My name is Malcolm D,
I was directed to your web site by someone who lived near to me during WW11. He lived in the village of North Leigh and I actually in the Hall itself and he thought that as I had been researching some of the USAAF flyers that stayed in the Hall on R & R’s after you left then I might also be interested in your Web Site.
At the time the 40th were there I was a schoolboy of 12 so whilst some of my memories are still fresh others have faded with time.
I can well remember the 40th coming and taking up residence in the camp Nissan huts. It caused quite a stir amongst the local population, many of whom had not seen coloured folk in the flesh before until the advent of the war.

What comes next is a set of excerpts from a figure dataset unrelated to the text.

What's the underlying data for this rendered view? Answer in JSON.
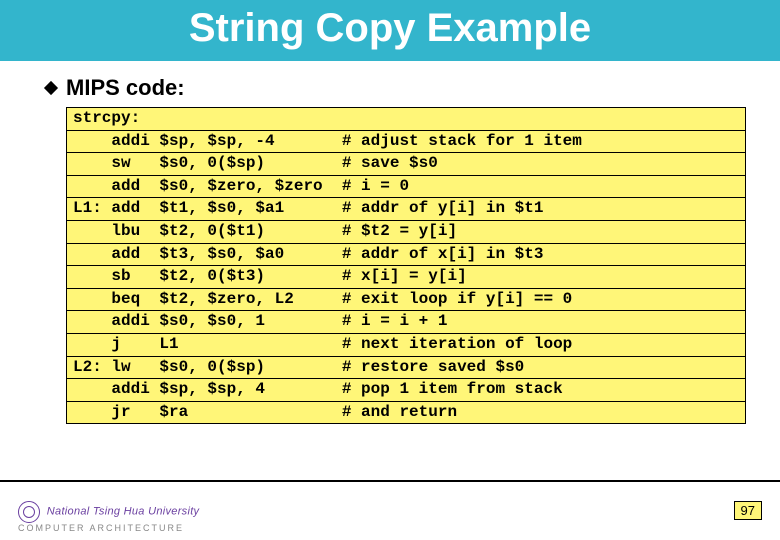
{
  "title": "String Copy Example",
  "subtitle": "MIPS code:",
  "code": {
    "background": "#fff678",
    "border": "#000000",
    "font": "Courier New",
    "lines": [
      "strcpy:",
      "    addi $sp, $sp, -4       # adjust stack for 1 item",
      "    sw   $s0, 0($sp)        # save $s0",
      "    add  $s0, $zero, $zero  # i = 0",
      "L1: add  $t1, $s0, $a1      # addr of y[i] in $t1",
      "    lbu  $t2, 0($t1)        # $t2 = y[i]",
      "    add  $t3, $s0, $a0      # addr of x[i] in $t3",
      "    sb   $t2, 0($t3)        # x[i] = y[i]",
      "    beq  $t2, $zero, L2     # exit loop if y[i] == 0",
      "    addi $s0, $s0, 1        # i = i + 1",
      "    j    L1                 # next iteration of loop",
      "L2: lw   $s0, 0($sp)        # restore saved $s0",
      "    addi $sp, $sp, 4        # pop 1 item from stack",
      "    jr   $ra                # and return"
    ]
  },
  "footer": {
    "university": "National Tsing Hua University",
    "department": "COMPUTER   ARCHITECTURE",
    "page_number": "97"
  },
  "colors": {
    "title_bg": "#33b5cc",
    "title_fg": "#ffffff",
    "code_bg": "#fff678",
    "text": "#000000",
    "logo": "#6a3fa0"
  }
}
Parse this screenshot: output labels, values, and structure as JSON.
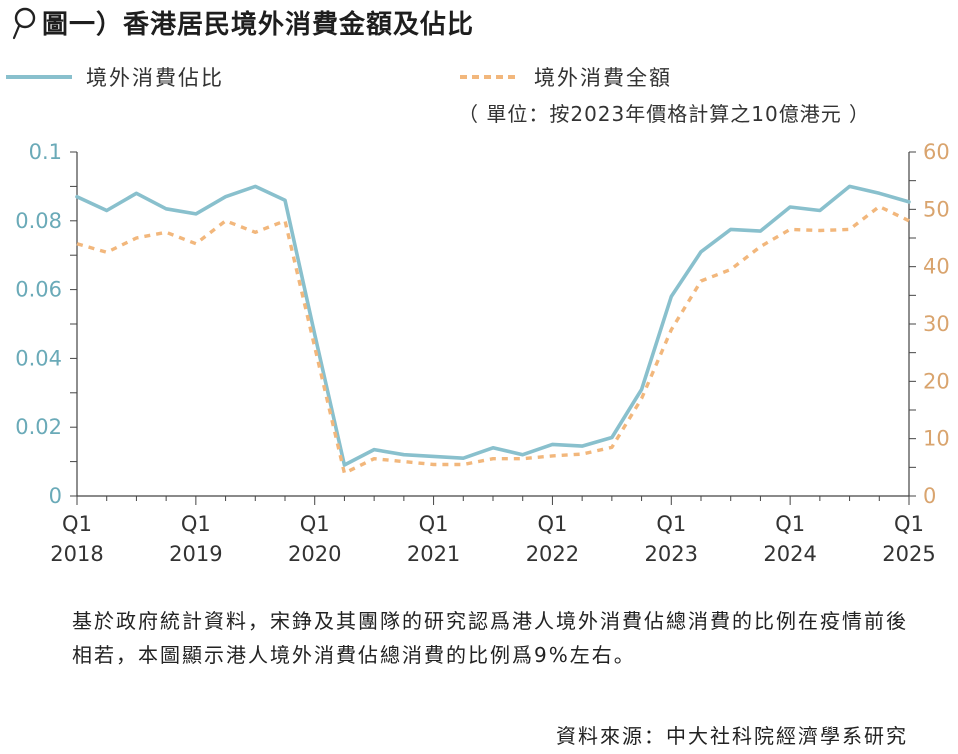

At the time the 40th were there, the Hall was occupied by representatives of Barclays Bank D. C. & O. (Dominion Colonial & Overseas) The reason was that they regarded it as a place in which they could continue business if any of their premises were bombed and no longer able to operate. However, they did use it in the meanwhile as a place where they could bring coach loads of staff and their families for short breaks away from the Blitz target areas.Eynsham Hall.
The one GI that does stick in my mind from the 40th was a “Top” Sgt. (I think you would call him) a very tall handsome and well educated gentleman who I believe worked in in the Company office, I think he it was that vetted and issued the passes that we needed to enter and pass through the camp area to reach the Hall.
It may have been through this that he gained an invitation to visit the Hall and avail himself of the very fine Steinway Grand Piano as he was a very fine pianist of both classical and jazz mediums. I have no idea of his name, he was a tall good looking coloured young man and I remember distinctly that he wore rimless spectacles, the first I had ever seen.
After the 40th moved on, the camp was again occupied by a detachment of the US medical corps. Among them was a young Pfc. with whom I bonded and maintained a lifelong relationship until he died in 1994, but I still maintain contact with his widow.
During this same time, the Hall was requisitioned and the Bank had to leave and it was then occupied by the U.S.A.A.F and the American Red Cross and became a “FlakFarm” a place where a commissioned flying crew could have up to a period of 14 days R & R.
My father who was under contract for a job in the bank after the war was given leave of absence by the bank to fulfill the post of steward and supervise the civilian staff who waited in the dining room. My mother was also offered the post of housekeeper and supervised the the cleaning and bedroom staff.
Later the camp became a Prisoner of War camp, having been ‘wired’ by Italians POW’s to receive German POW’s. Initially they were guarded by British troops, but later they mounted their own pickets with Pick Axe handles… Strangely enough not one ‘Escaped’… and they remained in occupation until the final cessation of hostilities in Europe. They were regarded as non Nazi in their outlook and were given the opportunity to work locally on the farms etc.
Before the U.S.A.A.F. departed they employed the German POW’s to generally cleanup all the gardens and grounds around the Hall which they did with typical Teutonic efficiency.
I hope that this small sample of my fading memory will be of interest to the readers of your very fine web site.
Sincere best wishes to all your readers.